POWERSTAR (#6) and BENEFIT (#7) are the quiet moneymakers. These two don’t flood social feeds, but they harden SCS and extend lifetime production. The feedback out of Minnesota sand barns has been pretty consistent: fewer mastitis events per 100 cows and just… easier third lactations. Not glamorous. Very profitable. What’s happening in those herds is simple—cleaner quarters through second freshening and fewer Thursday afternoon treatments when your feeder calls in sick. You can feel the stress go down.
What I’d change tomorrow (and yeah, this is the part we’ll argue about in the hallway at World Dairy Expo)
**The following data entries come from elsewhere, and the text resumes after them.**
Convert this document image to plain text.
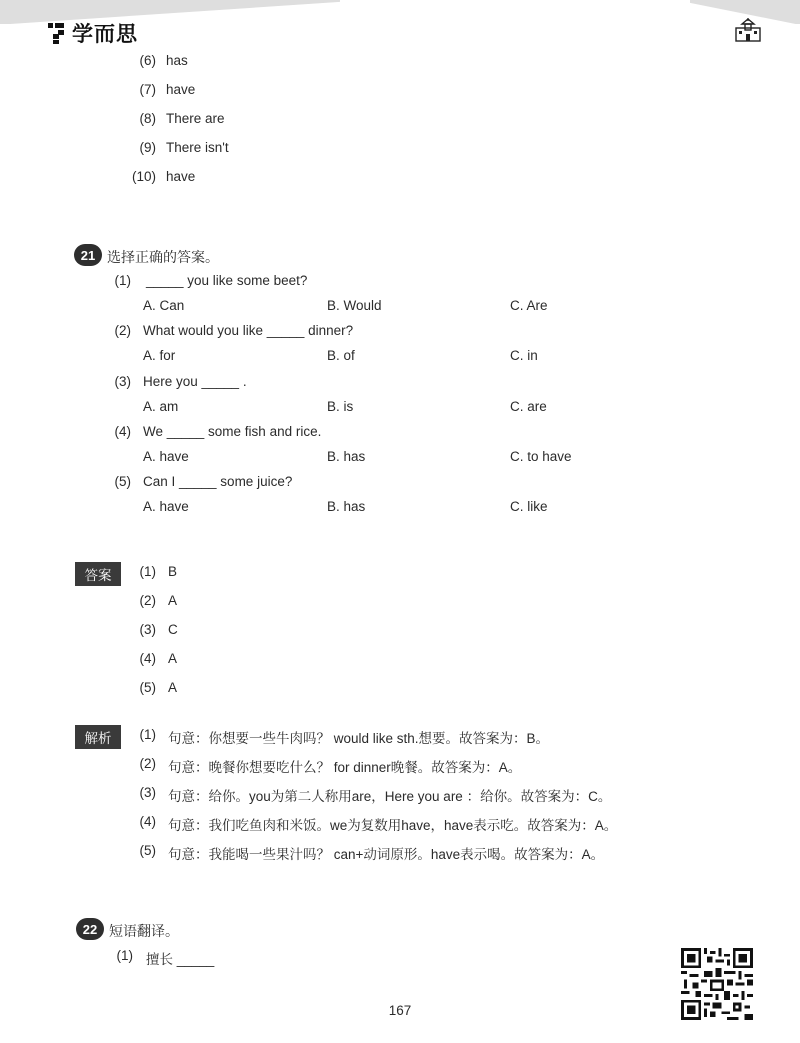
学而思
(6) has
(7) have
(8) There are
(9) There isn't
(10) have
21 选择正确的答案。
(1) _____ you like some beet?
A. Can	B. Would	C. Are
(2) What would you like _____ dinner?
A. for	B. of	C. in
(3) Here you _____ .
A. am	B. is	C. are
(4) We _____ some fish and rice.
A. have	B. has	C. to have
(5) Can I _____ some juice?
A. have	B. has	C. like
答案	(1) B
(2) A
(3) C
(4) A
(5) A
解析	(1) 句意：你想要一些牛肉吗？ would like sth.想要。故答案为：B。
(2) 句意：晚餐你想要吃什么？ for dinner晚餐。故答案为：A。
(3) 句意：给你。you为第二人称用are，Here you are ：给你。故答案为：C。
(4) 句意：我们吃鱼肉和米饭。we为复数用have，have表示吃。故答案为：A。
(5) 句意：我能喝一些果汁吗？ can+动词原形。have表示喝。故答案为：A。
22 短语翻译。
(1) 擅长 _____
167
- Set a summer FI (Fertility Index) floor. Nothing heroic—just refuse to go negative in July–September on your high‑risk pens. It pays for itself in services saved and fewer do‑not‑breeds. If you’ve got a stubborn dry‑lot or a parlor that runs hot in the p.m., you’ll thank yourself.
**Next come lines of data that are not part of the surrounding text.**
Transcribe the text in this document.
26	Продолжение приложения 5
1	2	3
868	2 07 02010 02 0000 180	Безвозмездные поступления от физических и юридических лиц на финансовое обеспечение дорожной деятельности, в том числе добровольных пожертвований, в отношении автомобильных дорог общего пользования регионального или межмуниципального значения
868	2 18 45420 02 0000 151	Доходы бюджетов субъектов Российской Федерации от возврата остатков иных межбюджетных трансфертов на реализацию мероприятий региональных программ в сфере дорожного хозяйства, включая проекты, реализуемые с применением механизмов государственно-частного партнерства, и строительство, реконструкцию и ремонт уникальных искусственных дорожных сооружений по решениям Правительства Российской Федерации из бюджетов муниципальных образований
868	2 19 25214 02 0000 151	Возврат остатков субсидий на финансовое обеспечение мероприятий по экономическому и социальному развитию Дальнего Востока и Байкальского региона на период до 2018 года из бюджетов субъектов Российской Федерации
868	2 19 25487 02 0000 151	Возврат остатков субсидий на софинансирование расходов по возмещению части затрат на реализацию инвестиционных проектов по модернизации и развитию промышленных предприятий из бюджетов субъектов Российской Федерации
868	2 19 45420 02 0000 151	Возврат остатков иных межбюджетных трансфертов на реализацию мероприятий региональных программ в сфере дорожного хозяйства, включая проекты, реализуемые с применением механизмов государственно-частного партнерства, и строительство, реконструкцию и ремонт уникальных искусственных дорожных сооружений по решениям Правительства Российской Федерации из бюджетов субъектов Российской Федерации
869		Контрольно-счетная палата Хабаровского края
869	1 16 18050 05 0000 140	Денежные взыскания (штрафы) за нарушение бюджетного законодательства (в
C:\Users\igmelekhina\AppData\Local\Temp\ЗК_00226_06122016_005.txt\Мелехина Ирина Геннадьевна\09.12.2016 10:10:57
- Move 25–35% of the heifer matings into the GARZA/DOMINANCE/SHEEPSTER lane while it’s this balanced. Keep CAPTAIN in the rotation—of course, you will—but don’t forget your outcross valves. An extra half‑step toward FI‑positive and low‑SCS this quarter is cheap insurance.
- Aim POWERSTAR/BENEFIT at your SCC‑trouble strings and those “nearly there” third‑lactation cows. It’s the least sexy allocation on paper and the most satisfying on a Wednesday when everything just milks.
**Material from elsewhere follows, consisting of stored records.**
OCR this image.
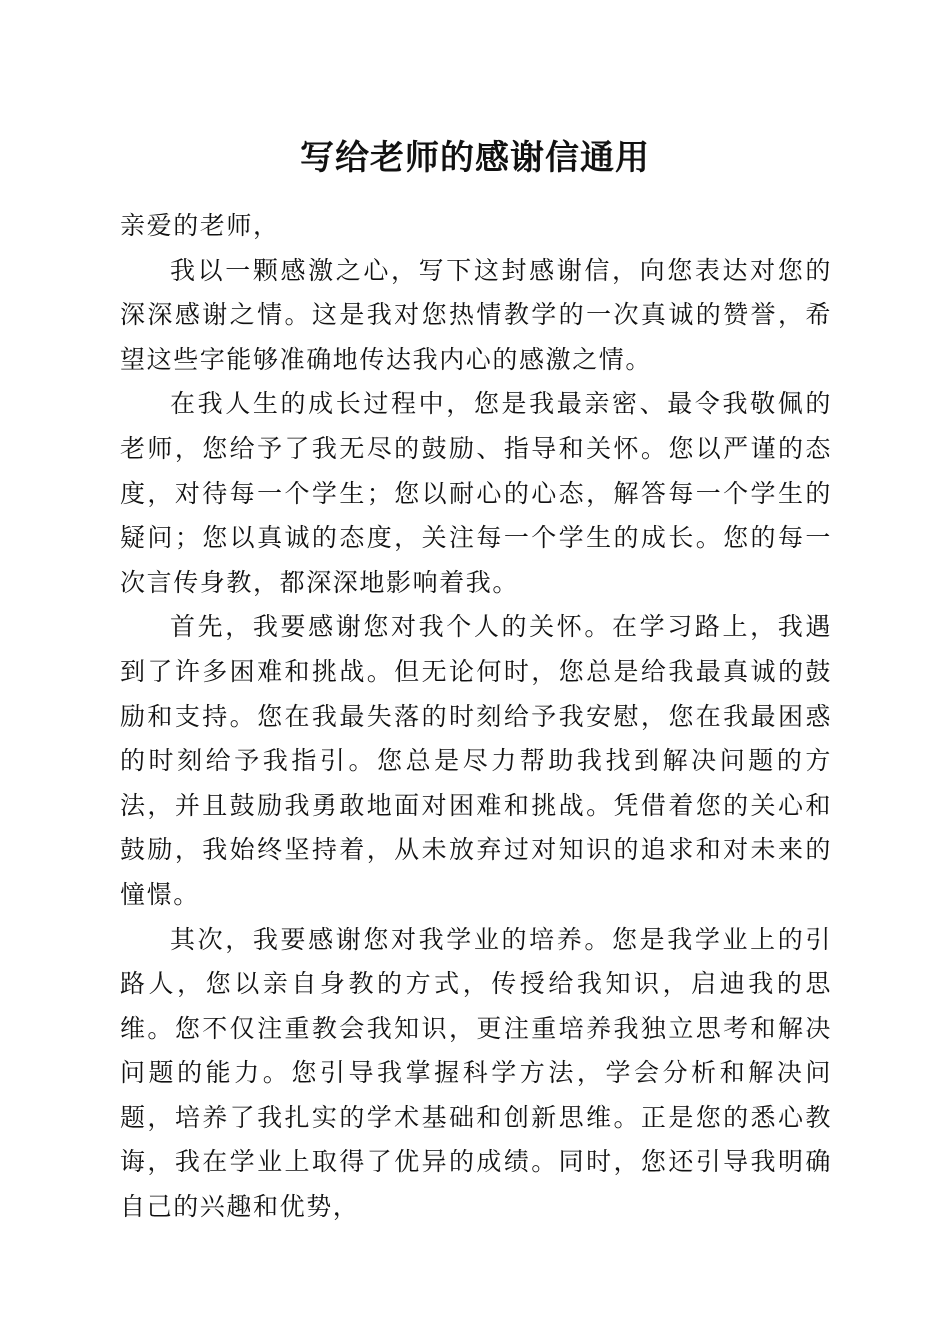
写给老师的感谢信通用

亲爱的老师，

我以一颗感激之心，写下这封感谢信，向您表达对您的深深感谢之情。这是我对您热情教学的一次真诚的赞誉，希望这些字能够准确地传达我内心的感激之情。

在我人生的成长过程中，您是我最亲密、最令我敬佩的老师，您给予了我无尽的鼓励、指导和关怀。您以严谨的态度，对待每一个学生；您以耐心的心态，解答每一个学生的疑问；您以真诚的态度，关注每一个学生的成长。您的每一次言传身教，都深深地影响着我。

首先，我要感谢您对我个人的关怀。在学习路上，我遇到了许多困难和挑战。但无论何时，您总是给我最真诚的鼓励和支持。您在我最失落的时刻给予我安慰，您在我最困惑的时刻给予我指引。您总是尽力帮助我找到解决问题的方法，并且鼓励我勇敢地面对困难和挑战。凭借着您的关心和鼓励，我始终坚持着，从未放弃过对知识的追求和对未来的憧憬。

其次，我要感谢您对我学业的培养。您是我学业上的引路人，您以亲自身教的方式，传授给我知识，启迪我的思维。您不仅注重教会我知识，更注重培养我独立思考和解决问题的能力。您引导我掌握科学方法，学会分析和解决问题，培养了我扎实的学术基础和创新思维。正是您的悉心教诲，我在学业上取得了优异的成绩。同时，您还引导我明确自己的兴趣和优势，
- Watch inbreeding like a hawk. Not fear—just discipline. Current trends suggest the herds that keep two outcross sire lines active alongside their favorite CAPTAIN sons see fewer repro drags mid‑summer and cleaner calvings in January. It’s boring. It works.
A few regional notes while we’re here
High corn‑silage Southern Plains herds are telling me SHEEPSTER settles into box flow fast if you don’t slam the early‑lactation starch. In the Upper Midwest, where sand‑bedded freestalls meet cold‑weather ventilation quirks, POWERSTAR daughters look like the kind you forget because they never hit a treatment list. And out West, in those big dry‑lot setups, DOMINANCE pairs nicely with heat abatement that’s “good but not perfect” (which is most of us… let’s be honest).
If you’re robot‑heavy in Quebec or Michigan, test a small group with SHEEPSTER and one with GARZA and just track reattachments, unit‑kick events, and post‑milking SCC for six weeks. You’ll know quickly whether the start‑up behavior matches the chatter.
The Bottom Line
This development is fascinating because August didn’t dethrone CAPTAIN’s influence at all—it gave you better exits so you don’t paint yourself into a corner. GARZA adds speed you can actually live with. SHEEPSTER steadies the robot start. DOMINANCE props up fertility on those ugly humidity runs. POWERSTAR/BENEFIT turn flashy 2‑year‑olds into profitable 5‑year‑olds. Mix those lanes. Guard your relationships. And… permit yourself to be boring where it counts (udder health, FI floors, third‑lactation survivability).